Urban D, Myers R, Manne U, Weiss H, Mohler J, Perkins D, Markiewicz M, Lieberman R, Kelloff G, Marshall M, Grizzle W
University of Alabama at Birmingham, Ala. 35294, USA.
Eur Urol. 1999;35(5-6):429-38. doi: 10.1159/000019875.

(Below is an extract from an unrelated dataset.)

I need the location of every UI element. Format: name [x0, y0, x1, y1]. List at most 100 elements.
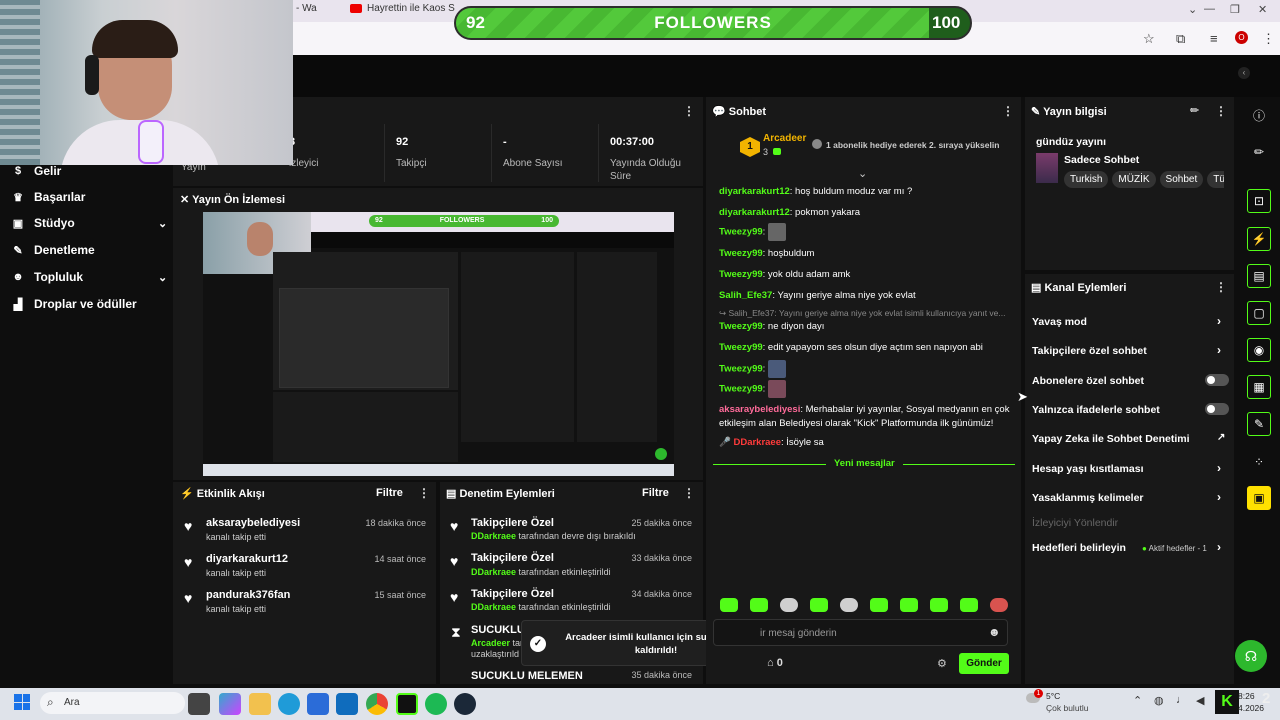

An NCI-sponsored, phase II trial of N-(4-hydroxyphenyl)- retinamide (4-HPR) in patients with organ-confined prostate cancer in the period prior to radical prostatectomy was carried out. Thirty-seven men with the histologic diagnosis of prostate cancer planning to have radical prostatectomy entered the study after informed consent and were given 4-HPR (or matching placebo) as a single daily dose (two 100-mg capsules of 4-HPR or two capsules of placebo daily) for 3 weeks prior to surgery. Four men dropped out for unrelated reasons. Thirty-three men completed the study. At the time of surgery, repeat biopsies of the prostate were performed to study the effects of the drug on potential surrogate endpoint biomarkers (SEBs) of malignancy within the tissue. The panel of potential SEBs of malignancy include p53, cytomorphometric indices, ploidy, PNCA, erbB-2, erbB-3, EGF receptor, TGF-alpha tumor-associated glycoprotein-72, fatty acid synthetase and Lewis Y antigen. Twenty-three patients had matching pre- and posttherapy lesions and were considered informative. Results from the patients indicate significant differential expression of biomarkers in pretreatment specimens of uninvolved prostatic tissue (normal-appearing epithelia) prostatic intraepithelial neoplasia (PIN) and prostate cancer. The mean erbB-2 expression was 0.58 in uninvolved vs. 1.04 in PIN (p = 0.002); while the mean erbB-2 expression was 1.35 in prostate cancer (p = 0.0007, uninvolved vs. prostate cancer). A similar pattern of increased biomarker expression between uninvolved and PIN or prostate cancer tissues can be observed for EGF receptor (mean = 1.21, 1.87 and 1.76 for uninvolved, PIN and prostate cancer, respectively) and erbB-3 (mean = 0.81, 1.59 and 1.30 for uninvolved, PIN and prostate cancer, respectively). There were no statistically significant differences in biomarkers observed in the 4-HPR-treated patients when compared with placebo-treated control patients. There was a posttreatment up-regulation of biomarkers observed in both groups of patients. This observation is most likely explained by an effect due to the diagnostic sextant biopsy equally affecting both groups of patients. Results from this study do not demonstrate a chemoprevention effect of 4-HPR on tissue-based SEBs at the dose given.
美国国立癌症研究所(NCI)资助开展了一项二期试验,研究N-(4-羟苯基)视黄酰胺(4-HPR)在根治性前列腺切除术之前用于器官局限性前列腺癌患者的情况。37名经组织学诊断为前列腺癌且计划进行根治性前列腺切除术的男性在签署知情同意书后进入研究,在手术前3周每天服用一次4-HPR(或匹配的安慰剂)(每天两粒100毫克的4-HPR胶囊或两粒安慰剂胶囊)。4名男性因无关原因退出。33名男性完成了研究。在手术时,对前列腺进行重复活检,以研究该药物对组织内恶性肿瘤潜在替代终点生物标志物(SEB)的影响。潜在的恶性肿瘤SEB包括p53、细胞形态计量指标、倍性、增殖细胞核抗原(PCNA)、erbB-2、erbB-3、表皮生长因子(EGF)受体、转化生长因子-α(TGF-α)、肿瘤相关糖蛋白-72、脂肪酸合成酶和Lewis Y抗原。23名患者有治疗前和治疗后的匹配病变,被视为有参考价值。患者的结果表明,在未受累前列腺组织(外观正常的上皮)、前列腺上皮内瘤变(PIN)和前列腺癌的治疗前标本中,生物标志物有显著差异表达。未受累组织中erbB-2的平均表达为0.58,而PIN中为1.04(p = 0.002);前列腺癌中erbB-2的平均表达为1.35(未受累与前列腺癌相比,p = 0.0007)。对于EGF受体(未受累、PIN和前列腺癌的平均值分别为1.21、1.87和1.76)和erbB-3(未受累、PIN和前列腺癌的平均值分别为0.81、1.59和1.30),在未受累组织与PIN或前列腺癌组织之间也可观察到生物标志物表达增加的类似模式。与安慰剂治疗的对照患者相比,在接受4-HPR治疗的患者中观察到的生物标志物没有统计学上的显著差异。两组患者在治疗后均观察到生物标志物上调。这一观察结果很可能是由于诊断性六分区活检的影响对两组患者相同所致。该研究结果未证明在给予的剂量下4-HPR对基于组织的SEB有化学预防作用。